Some common letter-based modifiers include:

  • -LT (denotes a procedure on the left side of the body)
  • -RT (denotes the right side of the body),
  • -GC (identifies that a service has been performed by residents or students under the guidance of a teaching physician).

If you had to code a partial mastectomy of the left breast, you would use the CPT code 19302 for the procedure, with the modifier –LT to describe on which side of the body the procedure took place. Our code would read 19302-LT. If, however, the procedure had to be stopped because of a concern for the well-being of the patient, you would add another modifier: -53. The new code would read 19302-LT-53. Note that this is a simplified example, and that a procedure as complex as a mastectomy often has numerous additional codes).

Certain CPT modifiers are only used with a particular type of procedure or service. For instance, the modifier –LT used above is only valid when describing a procedure on an appendage or organ paired in the body, such as the lung, kidney, leg, or breast. The modifiers, -21, -24, -25, and -27 are only used for evaluation and management. Also, note that unlike CPT codes and ICD codes, CPT modifiers are not necessarily grouped into related procedures.

Functional vs. informational modifiers

There are a number of additional rules that govern the use of CPT modifiers. Coders must constantly look out for certain restrictions, formats, and guidelines, as a miscoded CPT modifier can result in a denied claim. Medical coders typically only use two CPT modifiers. While there is room for up to four modifiers on the CMS 1500 and UB-04 claim forms, the Center for Medicare and Medicaid Services (CMS) or other payers may not recognize modifiers after the first two. For this reason, coders should list first the modifiers that will affect reimbursement. These are often called functional or pricing modifiers, while modifiers that provide information about the procedure are known as informational. There are certain CPT modifiers, such as -22 (for unusual procedural services) and -52 (for reduced services), that affect reimbursement if documentation supports the use of this modifier.

Take, for example, the partial mastectomy of the left breast (code 19302-LT-53). If you were to swap out the -53 (discontinued procedure) with the functional modifier -52 (for reduced services), you would then code the whole procedure 19302-52-LT. Note that the functional modifier (-52) now comes before the informational modifier (-LT). If the informational modifier is listed first in a claim, an insurance company will deny that claim and return it to the healthcare provider.

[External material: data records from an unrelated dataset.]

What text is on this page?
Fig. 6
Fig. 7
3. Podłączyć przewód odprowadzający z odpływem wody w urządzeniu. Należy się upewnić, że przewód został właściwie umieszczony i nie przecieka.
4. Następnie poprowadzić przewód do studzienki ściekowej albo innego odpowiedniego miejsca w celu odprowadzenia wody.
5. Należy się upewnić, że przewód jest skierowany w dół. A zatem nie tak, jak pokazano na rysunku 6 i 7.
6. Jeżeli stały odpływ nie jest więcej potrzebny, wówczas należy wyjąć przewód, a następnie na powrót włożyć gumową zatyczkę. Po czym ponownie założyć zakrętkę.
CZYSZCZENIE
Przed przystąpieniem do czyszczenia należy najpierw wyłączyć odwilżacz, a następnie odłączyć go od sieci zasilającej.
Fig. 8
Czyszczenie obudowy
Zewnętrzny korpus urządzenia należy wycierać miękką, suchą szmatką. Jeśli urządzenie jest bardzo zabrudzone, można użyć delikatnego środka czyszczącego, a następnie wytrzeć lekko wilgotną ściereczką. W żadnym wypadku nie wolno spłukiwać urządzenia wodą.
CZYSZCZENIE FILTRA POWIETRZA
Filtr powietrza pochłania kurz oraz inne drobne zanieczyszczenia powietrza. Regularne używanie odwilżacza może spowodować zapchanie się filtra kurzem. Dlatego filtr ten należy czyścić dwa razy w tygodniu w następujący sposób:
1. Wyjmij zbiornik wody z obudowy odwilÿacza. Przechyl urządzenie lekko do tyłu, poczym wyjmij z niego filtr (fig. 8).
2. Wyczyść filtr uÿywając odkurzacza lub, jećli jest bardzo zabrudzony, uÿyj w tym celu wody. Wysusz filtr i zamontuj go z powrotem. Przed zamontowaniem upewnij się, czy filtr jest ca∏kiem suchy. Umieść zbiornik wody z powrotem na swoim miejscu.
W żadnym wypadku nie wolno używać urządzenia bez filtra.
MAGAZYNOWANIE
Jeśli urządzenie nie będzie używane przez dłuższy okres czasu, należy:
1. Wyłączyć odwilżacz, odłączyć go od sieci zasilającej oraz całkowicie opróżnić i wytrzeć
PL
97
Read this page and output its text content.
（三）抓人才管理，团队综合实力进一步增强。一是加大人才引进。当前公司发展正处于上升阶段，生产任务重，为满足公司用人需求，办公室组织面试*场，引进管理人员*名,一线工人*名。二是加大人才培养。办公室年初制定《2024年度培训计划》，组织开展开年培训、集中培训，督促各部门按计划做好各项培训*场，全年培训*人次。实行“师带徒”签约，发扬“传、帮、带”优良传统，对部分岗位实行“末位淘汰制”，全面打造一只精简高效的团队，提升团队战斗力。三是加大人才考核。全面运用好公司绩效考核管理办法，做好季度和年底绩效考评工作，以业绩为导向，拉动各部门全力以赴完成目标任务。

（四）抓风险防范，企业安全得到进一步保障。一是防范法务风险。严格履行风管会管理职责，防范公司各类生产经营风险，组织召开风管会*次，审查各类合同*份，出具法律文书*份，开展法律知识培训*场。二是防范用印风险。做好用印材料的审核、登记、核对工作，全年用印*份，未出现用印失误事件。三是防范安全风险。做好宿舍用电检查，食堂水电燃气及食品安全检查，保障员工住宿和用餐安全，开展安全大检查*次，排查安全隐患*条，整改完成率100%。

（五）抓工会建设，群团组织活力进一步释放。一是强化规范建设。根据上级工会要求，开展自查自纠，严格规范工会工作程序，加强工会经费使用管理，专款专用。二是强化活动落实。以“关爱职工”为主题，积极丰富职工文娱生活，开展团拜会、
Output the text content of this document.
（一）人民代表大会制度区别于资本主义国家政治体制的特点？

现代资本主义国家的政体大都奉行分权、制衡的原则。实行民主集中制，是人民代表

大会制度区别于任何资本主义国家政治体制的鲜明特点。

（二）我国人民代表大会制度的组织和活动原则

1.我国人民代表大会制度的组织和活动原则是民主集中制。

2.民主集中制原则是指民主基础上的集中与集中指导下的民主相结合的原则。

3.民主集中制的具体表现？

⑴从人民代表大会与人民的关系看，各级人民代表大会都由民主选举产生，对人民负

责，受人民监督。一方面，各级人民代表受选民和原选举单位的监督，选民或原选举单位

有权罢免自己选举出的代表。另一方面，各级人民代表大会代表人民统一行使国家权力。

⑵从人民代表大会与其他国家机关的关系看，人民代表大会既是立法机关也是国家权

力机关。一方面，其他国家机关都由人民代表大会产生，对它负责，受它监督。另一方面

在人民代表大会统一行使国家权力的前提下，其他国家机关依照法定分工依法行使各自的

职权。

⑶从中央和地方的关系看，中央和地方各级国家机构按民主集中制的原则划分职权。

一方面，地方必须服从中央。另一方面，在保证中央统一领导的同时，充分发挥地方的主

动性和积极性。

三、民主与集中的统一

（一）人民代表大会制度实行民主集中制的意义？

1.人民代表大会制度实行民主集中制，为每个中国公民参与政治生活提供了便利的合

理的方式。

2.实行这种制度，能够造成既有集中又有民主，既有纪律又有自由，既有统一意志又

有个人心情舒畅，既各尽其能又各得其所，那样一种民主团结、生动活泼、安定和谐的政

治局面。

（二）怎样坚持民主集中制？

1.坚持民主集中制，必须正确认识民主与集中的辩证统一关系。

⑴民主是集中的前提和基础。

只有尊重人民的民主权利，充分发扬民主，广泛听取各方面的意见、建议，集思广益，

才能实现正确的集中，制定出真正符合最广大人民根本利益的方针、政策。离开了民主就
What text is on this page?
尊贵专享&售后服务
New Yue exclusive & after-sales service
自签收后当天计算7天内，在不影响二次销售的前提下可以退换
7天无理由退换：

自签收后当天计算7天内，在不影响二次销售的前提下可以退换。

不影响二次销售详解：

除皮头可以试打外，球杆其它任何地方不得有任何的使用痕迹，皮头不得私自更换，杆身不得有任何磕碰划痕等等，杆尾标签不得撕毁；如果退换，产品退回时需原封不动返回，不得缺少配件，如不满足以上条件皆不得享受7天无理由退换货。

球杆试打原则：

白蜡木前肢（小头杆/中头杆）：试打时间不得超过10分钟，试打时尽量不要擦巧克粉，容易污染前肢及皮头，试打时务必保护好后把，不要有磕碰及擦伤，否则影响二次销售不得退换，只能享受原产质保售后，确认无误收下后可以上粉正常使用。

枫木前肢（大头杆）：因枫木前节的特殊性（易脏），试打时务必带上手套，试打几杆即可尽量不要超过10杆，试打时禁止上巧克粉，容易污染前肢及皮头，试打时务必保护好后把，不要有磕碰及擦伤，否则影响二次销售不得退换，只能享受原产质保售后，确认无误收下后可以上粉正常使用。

Certain modifiers also have guidelines specific to them. The modifier -51, for multiple procedures, is one of the more commonly used CPT modifiers. In the instance of multiple procedures provided by the same specialist or healthcare provider, a coder would list the initial procedure’s CPT code, then append the modifier -51 to the end of the code for the additional procedure or procedures. Certain procedures, however, are listed in the CPT book as “-51 exempt,” and coders must be aware of this distinction.

Note that some modifiers can be used in conjunction with each other (like -23, unusual anesthesia, and -47, for anesthesia by surgeon). Others contradict one another and cannot be included in the same code For example, the modifier –LT (procedure on the left of two paired appendages or organs) cannot be coded with the modifier -50, which describes a bilateral procedure.

Wrapping Up Course 13

Medical coders should familiarize themselves with the CPT modifiers as much as possible. While there are not as many modifiers as there are ICD-9-CM or CPT codes, they are very specific. A misused modifier can often be the difference between an accepted and denied claim.